Personal information
- Full name: Rassa Rahmani
- Date of birth: 14 December 1999 (age 26)
- Place of birth: Malmö, Sweden
- Height: 1.86 m (6 ft 1 in)
- Position: Defender

Team information
- Current team: SCR Altach
- Number: 16

Youth career
- 2004–2016: BK Olympic

Senior career*
- Years: Team / Apps / (Gls)
- 2017–2020: BK Olympic / 78 / (14)
- 2021–2023: Dalkurd FF / 82 / (7)
- 2024–2025: Landskrona BoIS / 56 / (2)
- 2026–: SCR Altach / 5 / (0)

= Rassa Rahmani =

Swedish footballer (born 1999

Rassa Rahmani (born 14 December 1999) is a Swedish professional footballer who plays as a defender for Austrian Bundesliga club SCR Altach.

==Career==
After rising through the lower tiers with his boyhood club BK Olympic, Rahmani signed for Dalkurd FF where head coach Mesut Meral helped develop him into a defender.
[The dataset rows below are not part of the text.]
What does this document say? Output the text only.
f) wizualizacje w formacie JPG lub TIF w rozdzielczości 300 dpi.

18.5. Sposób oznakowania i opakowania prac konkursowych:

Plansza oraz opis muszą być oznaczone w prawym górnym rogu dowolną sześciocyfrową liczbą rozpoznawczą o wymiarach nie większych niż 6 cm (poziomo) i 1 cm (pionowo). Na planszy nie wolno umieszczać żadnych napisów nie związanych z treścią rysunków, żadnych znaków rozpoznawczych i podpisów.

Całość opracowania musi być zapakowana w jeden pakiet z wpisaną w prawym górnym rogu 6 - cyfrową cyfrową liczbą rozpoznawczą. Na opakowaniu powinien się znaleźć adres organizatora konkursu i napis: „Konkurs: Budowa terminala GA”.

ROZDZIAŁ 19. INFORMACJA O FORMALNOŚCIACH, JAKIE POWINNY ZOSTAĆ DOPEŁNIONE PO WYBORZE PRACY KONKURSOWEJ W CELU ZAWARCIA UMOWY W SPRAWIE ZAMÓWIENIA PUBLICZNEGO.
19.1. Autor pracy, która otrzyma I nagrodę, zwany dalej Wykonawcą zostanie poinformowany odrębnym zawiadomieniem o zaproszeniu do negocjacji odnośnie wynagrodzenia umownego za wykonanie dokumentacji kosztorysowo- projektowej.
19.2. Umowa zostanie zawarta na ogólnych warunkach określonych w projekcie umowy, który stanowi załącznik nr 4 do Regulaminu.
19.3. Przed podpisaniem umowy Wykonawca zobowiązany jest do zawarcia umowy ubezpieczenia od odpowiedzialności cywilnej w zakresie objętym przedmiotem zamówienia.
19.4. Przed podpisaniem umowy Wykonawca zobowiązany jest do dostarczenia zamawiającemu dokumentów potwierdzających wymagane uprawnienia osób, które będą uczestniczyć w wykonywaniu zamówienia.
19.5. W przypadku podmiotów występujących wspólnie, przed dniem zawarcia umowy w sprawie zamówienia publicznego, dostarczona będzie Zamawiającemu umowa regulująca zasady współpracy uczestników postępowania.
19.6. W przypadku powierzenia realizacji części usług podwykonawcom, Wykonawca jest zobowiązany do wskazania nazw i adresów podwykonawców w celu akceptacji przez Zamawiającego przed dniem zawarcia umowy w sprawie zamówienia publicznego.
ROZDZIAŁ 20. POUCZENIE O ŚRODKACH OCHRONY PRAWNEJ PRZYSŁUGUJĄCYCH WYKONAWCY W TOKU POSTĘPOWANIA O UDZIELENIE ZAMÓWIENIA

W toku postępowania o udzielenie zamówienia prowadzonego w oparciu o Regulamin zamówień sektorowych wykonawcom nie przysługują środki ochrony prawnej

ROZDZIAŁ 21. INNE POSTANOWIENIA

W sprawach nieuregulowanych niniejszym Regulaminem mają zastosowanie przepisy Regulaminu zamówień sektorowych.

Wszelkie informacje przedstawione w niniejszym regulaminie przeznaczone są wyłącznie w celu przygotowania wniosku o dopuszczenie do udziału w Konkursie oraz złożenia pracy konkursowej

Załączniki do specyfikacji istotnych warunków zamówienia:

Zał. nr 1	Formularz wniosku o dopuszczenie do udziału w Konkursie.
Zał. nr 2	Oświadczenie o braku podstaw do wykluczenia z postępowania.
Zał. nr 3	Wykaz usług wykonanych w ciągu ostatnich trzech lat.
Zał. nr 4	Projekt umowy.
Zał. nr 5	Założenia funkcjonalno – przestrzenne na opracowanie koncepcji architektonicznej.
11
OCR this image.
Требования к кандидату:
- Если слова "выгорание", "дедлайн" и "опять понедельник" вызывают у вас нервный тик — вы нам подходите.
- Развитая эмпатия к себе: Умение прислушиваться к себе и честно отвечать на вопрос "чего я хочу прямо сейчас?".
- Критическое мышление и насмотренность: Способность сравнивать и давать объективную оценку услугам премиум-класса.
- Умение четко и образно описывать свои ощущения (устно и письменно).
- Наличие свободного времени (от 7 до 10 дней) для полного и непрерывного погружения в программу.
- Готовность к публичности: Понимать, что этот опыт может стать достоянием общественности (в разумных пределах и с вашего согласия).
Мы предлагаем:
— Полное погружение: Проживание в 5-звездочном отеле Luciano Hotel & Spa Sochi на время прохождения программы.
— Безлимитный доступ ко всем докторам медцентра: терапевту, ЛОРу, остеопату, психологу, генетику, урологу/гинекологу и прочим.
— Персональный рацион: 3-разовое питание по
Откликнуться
Ahead of 2024, he signed for Superettan team Landskrona BoIS, where he quickly established himself as one of the most important players in the squad. Following two seasons with Di Randige, in early 2026 Rahmani signed for SCR Altach in the Austrian Bundesliga. He made his debut for the team as a starter in a 0–0 draw in the league against TSV Hartberg on 14 February 2026.

==Style of play==
Rahmani is a left-footed defender who excels at progressing the ball forward and passing into the final third.